Collages astratti di Schwitters e sculture di Arp, oppure teleri bislacchi e provocatori del
dandy spagnolo pariginizzato Picabia. Tele dai titoli spiazzanti come Vieni con me laggiù,
Egoismo o Radio concerts. Che non sono belle in sé o ruffiane, come altre opere classiche e
persino delle avanguardie, ma son giochi sfrontati con l’immaginario, esercizi di non-pittura e
di anti-arte, e quindi in questo senso non vanno spiegate, ma vanno inquadrate in un contesto
di rifiuto, sovversione e anarchia. Perché non si può dimenticare che Dadaismo e Surrealismo, pur diversi nei loro assunti, hanno matrici e influenze comuni, che vanno dalle idee politiche di Sade e Marx, a poeti come Rimbaud, Mallarmé, Poe, e il folle antagonista di Proust, Raymond Roussel, dandy, omosessuale, drogato anche di medicine, che muore, forse suicida, a Palermo, come evocato da un bel racconto-indagine di Leonardo Sciascia.

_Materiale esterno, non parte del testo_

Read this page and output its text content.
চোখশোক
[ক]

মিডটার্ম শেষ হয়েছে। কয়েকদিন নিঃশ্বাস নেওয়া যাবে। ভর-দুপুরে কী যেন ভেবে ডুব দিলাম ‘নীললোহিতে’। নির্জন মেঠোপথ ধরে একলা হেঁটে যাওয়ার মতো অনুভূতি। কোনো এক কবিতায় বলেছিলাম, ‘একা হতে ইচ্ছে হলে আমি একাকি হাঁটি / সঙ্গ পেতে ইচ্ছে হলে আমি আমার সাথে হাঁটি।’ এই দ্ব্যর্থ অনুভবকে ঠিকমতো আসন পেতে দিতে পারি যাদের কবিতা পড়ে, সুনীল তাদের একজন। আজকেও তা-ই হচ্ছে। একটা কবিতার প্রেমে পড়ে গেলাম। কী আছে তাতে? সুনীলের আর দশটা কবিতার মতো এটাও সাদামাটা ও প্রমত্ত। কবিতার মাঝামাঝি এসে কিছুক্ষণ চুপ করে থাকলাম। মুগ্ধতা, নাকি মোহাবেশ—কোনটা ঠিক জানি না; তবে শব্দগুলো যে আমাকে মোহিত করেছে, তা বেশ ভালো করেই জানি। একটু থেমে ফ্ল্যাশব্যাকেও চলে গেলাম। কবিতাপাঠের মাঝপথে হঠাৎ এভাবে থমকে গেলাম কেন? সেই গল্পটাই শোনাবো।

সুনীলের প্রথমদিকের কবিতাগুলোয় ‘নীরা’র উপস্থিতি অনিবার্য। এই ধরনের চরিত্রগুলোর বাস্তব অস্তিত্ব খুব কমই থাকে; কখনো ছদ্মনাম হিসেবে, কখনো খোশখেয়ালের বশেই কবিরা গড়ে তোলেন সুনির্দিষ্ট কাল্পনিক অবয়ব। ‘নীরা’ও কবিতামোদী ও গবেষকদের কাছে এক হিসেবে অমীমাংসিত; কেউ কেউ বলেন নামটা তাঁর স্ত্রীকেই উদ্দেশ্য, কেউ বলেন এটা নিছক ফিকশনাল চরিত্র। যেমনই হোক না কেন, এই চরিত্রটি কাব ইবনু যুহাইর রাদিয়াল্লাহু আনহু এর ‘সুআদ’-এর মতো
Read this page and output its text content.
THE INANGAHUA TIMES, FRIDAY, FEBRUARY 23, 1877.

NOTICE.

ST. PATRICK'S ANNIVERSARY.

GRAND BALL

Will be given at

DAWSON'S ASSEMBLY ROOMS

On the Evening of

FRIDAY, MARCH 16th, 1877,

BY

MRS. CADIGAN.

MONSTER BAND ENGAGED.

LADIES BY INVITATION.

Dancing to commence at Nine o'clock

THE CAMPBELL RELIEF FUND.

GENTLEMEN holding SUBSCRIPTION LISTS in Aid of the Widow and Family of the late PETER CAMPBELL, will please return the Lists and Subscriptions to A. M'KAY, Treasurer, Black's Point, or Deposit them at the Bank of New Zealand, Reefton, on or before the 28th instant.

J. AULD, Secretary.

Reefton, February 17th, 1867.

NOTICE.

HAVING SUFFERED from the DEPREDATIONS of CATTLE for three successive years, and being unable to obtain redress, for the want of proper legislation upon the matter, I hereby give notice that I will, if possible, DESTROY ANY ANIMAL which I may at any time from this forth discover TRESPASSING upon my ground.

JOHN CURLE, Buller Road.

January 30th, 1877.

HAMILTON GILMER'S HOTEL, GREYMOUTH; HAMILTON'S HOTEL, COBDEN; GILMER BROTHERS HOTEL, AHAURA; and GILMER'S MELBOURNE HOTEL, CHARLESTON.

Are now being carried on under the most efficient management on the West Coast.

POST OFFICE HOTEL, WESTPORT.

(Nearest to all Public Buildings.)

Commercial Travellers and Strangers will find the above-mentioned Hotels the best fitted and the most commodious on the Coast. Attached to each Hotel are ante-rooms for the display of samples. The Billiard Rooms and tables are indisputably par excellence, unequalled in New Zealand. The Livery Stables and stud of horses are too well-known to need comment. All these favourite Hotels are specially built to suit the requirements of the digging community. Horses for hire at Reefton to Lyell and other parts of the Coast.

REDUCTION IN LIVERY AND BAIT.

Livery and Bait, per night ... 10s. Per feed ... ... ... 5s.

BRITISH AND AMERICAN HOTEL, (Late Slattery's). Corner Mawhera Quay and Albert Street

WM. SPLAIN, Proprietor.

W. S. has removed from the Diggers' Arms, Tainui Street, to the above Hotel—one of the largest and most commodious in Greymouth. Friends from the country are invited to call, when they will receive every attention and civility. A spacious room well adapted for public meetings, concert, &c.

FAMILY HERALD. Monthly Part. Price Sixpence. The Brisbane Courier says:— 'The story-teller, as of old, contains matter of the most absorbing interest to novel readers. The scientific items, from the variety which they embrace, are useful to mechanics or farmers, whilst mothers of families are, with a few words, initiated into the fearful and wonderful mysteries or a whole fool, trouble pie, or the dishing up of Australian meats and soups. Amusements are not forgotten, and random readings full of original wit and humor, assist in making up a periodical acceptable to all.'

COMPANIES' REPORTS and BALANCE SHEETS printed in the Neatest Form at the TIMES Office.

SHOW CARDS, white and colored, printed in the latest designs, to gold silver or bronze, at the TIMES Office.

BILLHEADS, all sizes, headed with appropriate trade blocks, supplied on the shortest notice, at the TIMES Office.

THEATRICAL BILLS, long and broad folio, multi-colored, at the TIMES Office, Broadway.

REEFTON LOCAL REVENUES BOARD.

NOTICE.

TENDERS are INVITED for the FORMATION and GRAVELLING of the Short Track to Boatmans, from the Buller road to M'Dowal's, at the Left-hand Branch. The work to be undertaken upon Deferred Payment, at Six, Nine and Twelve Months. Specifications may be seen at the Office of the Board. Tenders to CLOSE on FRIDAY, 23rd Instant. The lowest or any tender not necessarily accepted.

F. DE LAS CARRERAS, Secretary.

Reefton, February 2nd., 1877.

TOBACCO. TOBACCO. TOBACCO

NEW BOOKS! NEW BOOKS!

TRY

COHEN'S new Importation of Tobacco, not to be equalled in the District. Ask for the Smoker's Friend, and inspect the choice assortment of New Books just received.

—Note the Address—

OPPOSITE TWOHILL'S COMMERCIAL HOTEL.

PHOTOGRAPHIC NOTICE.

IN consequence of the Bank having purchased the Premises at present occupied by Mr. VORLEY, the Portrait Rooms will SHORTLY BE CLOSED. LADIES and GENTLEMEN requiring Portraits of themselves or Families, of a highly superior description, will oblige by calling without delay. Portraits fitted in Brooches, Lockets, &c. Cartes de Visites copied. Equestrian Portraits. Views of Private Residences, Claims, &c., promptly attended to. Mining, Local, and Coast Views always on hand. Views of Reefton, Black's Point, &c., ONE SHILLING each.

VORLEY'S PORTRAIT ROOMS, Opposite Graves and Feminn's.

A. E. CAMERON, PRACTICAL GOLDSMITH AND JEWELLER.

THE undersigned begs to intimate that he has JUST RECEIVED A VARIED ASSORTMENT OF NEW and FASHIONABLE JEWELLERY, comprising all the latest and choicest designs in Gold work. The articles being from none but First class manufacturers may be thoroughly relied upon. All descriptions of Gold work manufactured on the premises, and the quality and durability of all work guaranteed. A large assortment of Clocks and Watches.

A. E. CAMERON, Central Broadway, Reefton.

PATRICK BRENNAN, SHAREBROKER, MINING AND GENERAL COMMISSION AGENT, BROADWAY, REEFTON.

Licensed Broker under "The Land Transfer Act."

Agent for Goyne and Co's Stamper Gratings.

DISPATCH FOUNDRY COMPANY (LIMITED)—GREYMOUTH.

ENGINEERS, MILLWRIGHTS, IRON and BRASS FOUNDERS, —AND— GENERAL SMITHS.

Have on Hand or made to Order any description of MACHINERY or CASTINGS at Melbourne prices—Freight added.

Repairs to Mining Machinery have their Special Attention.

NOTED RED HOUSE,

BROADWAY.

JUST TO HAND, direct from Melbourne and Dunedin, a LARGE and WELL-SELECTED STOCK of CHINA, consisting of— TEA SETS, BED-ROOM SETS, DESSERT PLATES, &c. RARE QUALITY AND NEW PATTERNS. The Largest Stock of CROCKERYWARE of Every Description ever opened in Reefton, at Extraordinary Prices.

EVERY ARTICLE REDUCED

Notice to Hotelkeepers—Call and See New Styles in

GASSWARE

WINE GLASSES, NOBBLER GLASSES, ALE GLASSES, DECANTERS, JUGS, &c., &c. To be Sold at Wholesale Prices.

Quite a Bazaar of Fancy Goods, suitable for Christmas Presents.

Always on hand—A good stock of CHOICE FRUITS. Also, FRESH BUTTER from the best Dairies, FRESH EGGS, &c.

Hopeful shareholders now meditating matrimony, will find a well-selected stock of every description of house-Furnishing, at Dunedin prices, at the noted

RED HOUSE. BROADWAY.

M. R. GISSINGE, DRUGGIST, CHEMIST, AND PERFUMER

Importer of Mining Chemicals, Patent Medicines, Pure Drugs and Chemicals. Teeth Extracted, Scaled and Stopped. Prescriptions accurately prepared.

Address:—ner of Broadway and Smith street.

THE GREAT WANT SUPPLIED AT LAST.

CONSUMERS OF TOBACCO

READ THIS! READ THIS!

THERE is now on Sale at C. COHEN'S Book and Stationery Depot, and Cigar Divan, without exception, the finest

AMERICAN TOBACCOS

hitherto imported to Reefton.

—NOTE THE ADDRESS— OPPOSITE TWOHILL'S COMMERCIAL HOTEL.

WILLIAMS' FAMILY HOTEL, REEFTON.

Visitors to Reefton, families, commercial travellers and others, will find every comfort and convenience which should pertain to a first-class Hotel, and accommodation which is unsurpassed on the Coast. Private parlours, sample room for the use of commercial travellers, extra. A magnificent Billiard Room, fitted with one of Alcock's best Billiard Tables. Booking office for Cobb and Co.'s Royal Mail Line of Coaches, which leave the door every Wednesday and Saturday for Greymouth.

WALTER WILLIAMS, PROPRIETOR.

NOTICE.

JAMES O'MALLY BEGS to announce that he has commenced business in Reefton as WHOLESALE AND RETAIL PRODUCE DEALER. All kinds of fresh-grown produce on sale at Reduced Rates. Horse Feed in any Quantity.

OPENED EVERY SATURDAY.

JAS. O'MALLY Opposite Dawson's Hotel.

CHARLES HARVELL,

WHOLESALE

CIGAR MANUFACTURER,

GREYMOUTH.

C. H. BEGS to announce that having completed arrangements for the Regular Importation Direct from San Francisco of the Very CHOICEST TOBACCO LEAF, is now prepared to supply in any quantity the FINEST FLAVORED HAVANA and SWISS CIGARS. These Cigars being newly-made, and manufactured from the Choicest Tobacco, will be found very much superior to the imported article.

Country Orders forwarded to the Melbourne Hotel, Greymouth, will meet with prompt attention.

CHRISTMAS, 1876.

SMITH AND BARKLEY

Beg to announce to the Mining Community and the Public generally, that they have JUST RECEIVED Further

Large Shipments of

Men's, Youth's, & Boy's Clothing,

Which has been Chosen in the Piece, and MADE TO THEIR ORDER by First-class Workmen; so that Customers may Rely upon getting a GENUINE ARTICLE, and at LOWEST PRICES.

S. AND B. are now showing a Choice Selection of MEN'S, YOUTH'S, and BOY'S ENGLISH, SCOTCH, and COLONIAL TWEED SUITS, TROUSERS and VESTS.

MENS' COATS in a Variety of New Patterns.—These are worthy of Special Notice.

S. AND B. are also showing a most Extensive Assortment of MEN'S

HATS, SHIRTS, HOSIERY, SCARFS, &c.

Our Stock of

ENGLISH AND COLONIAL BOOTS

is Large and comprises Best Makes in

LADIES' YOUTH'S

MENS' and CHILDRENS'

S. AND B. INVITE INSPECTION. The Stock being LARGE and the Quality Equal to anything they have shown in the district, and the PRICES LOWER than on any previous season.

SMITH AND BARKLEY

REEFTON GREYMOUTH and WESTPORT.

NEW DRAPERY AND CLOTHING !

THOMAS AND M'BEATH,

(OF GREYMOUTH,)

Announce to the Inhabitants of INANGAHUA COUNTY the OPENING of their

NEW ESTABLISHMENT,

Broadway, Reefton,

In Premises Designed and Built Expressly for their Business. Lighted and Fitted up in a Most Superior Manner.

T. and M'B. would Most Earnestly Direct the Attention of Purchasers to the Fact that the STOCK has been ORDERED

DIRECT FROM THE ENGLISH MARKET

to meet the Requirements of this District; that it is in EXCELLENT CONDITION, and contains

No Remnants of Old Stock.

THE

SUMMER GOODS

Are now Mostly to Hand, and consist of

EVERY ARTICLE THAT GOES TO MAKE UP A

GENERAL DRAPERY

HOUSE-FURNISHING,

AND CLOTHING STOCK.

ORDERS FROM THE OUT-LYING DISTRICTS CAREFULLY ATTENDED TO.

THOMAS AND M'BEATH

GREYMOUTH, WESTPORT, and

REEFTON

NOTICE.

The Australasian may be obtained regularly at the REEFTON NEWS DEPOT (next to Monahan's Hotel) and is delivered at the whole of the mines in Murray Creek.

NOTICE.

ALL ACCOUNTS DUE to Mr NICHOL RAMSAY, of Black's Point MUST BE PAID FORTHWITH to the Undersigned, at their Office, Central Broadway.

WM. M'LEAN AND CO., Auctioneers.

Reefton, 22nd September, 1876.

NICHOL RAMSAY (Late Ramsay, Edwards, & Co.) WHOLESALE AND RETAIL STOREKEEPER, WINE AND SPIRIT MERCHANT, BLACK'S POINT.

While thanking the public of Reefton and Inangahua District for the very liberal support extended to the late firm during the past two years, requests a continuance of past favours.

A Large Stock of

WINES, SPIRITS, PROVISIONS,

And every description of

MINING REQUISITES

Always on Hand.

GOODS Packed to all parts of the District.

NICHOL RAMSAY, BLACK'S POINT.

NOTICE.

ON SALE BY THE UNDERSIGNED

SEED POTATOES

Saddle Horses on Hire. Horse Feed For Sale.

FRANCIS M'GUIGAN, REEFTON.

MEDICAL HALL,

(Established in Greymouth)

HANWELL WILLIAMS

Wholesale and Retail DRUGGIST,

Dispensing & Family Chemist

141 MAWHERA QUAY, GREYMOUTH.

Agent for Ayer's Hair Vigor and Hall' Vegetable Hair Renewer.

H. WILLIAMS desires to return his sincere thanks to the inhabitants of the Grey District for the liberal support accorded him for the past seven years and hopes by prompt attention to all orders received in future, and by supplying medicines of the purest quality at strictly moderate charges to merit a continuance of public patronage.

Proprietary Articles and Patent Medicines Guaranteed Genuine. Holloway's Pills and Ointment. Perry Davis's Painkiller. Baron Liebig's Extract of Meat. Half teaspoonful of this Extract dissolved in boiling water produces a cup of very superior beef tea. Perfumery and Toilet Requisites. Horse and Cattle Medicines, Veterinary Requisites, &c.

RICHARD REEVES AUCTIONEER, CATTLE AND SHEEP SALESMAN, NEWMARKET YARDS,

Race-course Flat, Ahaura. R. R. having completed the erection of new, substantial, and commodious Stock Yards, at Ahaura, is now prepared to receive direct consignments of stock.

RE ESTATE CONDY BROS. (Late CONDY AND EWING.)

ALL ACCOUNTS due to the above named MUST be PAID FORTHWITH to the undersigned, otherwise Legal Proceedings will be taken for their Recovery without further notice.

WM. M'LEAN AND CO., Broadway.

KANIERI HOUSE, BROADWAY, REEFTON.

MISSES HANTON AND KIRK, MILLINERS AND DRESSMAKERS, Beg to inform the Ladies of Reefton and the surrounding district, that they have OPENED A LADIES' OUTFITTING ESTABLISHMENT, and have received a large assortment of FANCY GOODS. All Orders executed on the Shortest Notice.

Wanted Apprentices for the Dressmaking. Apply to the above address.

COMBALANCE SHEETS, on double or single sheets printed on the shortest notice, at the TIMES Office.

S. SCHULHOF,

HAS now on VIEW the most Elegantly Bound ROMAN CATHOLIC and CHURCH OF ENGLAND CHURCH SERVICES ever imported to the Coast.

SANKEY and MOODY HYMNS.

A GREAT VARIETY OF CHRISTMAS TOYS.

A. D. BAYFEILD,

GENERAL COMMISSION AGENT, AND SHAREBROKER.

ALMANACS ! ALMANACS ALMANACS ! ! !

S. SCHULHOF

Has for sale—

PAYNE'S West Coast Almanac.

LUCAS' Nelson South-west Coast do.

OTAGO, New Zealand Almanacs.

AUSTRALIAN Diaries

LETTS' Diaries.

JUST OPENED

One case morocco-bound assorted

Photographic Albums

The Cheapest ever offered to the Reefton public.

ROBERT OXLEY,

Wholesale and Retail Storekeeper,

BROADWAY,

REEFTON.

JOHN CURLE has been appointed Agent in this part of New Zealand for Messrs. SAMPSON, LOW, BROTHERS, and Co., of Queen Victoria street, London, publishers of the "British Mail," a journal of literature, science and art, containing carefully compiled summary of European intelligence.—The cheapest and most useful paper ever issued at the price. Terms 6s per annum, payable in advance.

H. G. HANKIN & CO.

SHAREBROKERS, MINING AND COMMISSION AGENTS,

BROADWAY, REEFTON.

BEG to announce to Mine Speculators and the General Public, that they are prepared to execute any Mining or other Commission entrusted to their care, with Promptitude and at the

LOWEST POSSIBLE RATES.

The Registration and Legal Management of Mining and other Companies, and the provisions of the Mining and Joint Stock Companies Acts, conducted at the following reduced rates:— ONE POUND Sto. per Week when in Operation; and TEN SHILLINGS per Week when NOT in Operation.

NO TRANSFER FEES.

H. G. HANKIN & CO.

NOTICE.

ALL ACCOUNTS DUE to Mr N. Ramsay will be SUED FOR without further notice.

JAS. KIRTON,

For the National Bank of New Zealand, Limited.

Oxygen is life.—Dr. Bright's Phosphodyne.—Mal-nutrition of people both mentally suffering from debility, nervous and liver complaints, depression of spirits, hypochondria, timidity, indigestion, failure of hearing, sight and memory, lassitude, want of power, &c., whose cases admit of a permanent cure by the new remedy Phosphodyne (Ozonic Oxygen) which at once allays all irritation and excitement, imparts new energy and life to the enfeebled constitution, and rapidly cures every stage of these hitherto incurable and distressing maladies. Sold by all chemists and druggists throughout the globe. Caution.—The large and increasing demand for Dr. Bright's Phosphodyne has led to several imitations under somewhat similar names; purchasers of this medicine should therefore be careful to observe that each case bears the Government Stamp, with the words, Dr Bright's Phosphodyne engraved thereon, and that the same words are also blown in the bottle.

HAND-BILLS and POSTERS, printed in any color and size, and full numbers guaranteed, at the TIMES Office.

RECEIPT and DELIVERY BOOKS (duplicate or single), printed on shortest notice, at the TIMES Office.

Convinto di poter diventare famoso almeno quanto Verne, scrivendo folli pièces teatrali in
rime arzigogolatissime, e romanzi-rebus, dalle chiavi cifrate, amatissimo da Perec e dal
Nouveau Roman, da Duchamp e Giulio Paolini. In mostra disegni preparatori e una tela
spettacolare di Dalí, ispirata al libro di Roussel Nuove impressioni d’Africa. Altra opera assai
significativa è invece il ritratto immaginario di Lautréamont di Man Ray. Immaginario, perché
l’autore ottocentesco degli Chants de Maldoror, illustrati sia da Dalí che da Magritte, è un personaggio misterioso, che non si sa se sia nato a Montevideo, con il nome nobiliare di
Isidore Ducasse, se sia realmente esistito, se non si tratti di un autore più celebre, sotto
mentite spoglie. Infatti, sotto un mollettone da stiro (impacchettato come se fosse già
un’opera di Christo), telone da inaugurazione di monumento, che non permette di capire
quale personaggio sia omaggiato al di sotto, Man Ray ha occultato in realtà una macchina da cucire Singer (forse in onore a Winnaretta Singer, grande mecenate del movimento e dei film in mostra). Certo in ossequio a una ormai celebre affermazione di Lautréamont: «Bello comel’incontro fortuito di una macchina da cucire e un ombrello, su un tavolo da
dissezione».Mentre di Marcel Duchamp, grazie ai prestiti del Boijmans, c’è la possibilità assai rara di poter esporre insieme tre diverse Boîtes (La boîte verte, La boîte-en-valise, À l’infinitif) in cui a partire dagli anni Trenta Duchamp, che ha smesso di fare l’artista, ed è
apparentemente diventato soltanto scacchista, rinchiude scandalosamente tutta la propria
opera omnia, con l’intenzione polemica e sarcastica di distruggere l’idea dell’artista genio,
sostituendo alla sede pomposa del Museo una semplice valigetta, pronta a seguire il suo
nomadismo costituzionale e la sua caustica ironia corrosiva.Nella sezione della mostra che si riferisce al Sogno c’è una sorta di ripartenza, dopo l’azzeramento e il rifiuto radicale dell’arte da parte dei dadaisti. Per questo la parola Sogno (che soprattutto con Dalí diventa anche incubo, privato e storico, dal momento che l’artista spagnolo, a differenza di Picasso e degli altri personaggi legati al partito e all’ideologia comunista, è assai compromesso con la
dittatura franchista) significa libertà, levità aerea, ma anche introspezione e penetrazione
nell’inconscio. Tutto questo si riflette nei quadri subacquei di Tanguy, nelle invenzioni
visionarie di Brauner, nelle bambole sadomasochiste di Bellmer, nelle fotografie di Claude
Cahun, nelle scatole delle ombre d’un poeta-artigiano liricissimo, come Joseph Cornell. Ma non è tutto.
La maggior parte delle opere è stata esposta in Italia per la prima volta in assoluto. La mostra chiude i battenti dopo essere stata visitata da ben 115.000 persone. Un bel successo.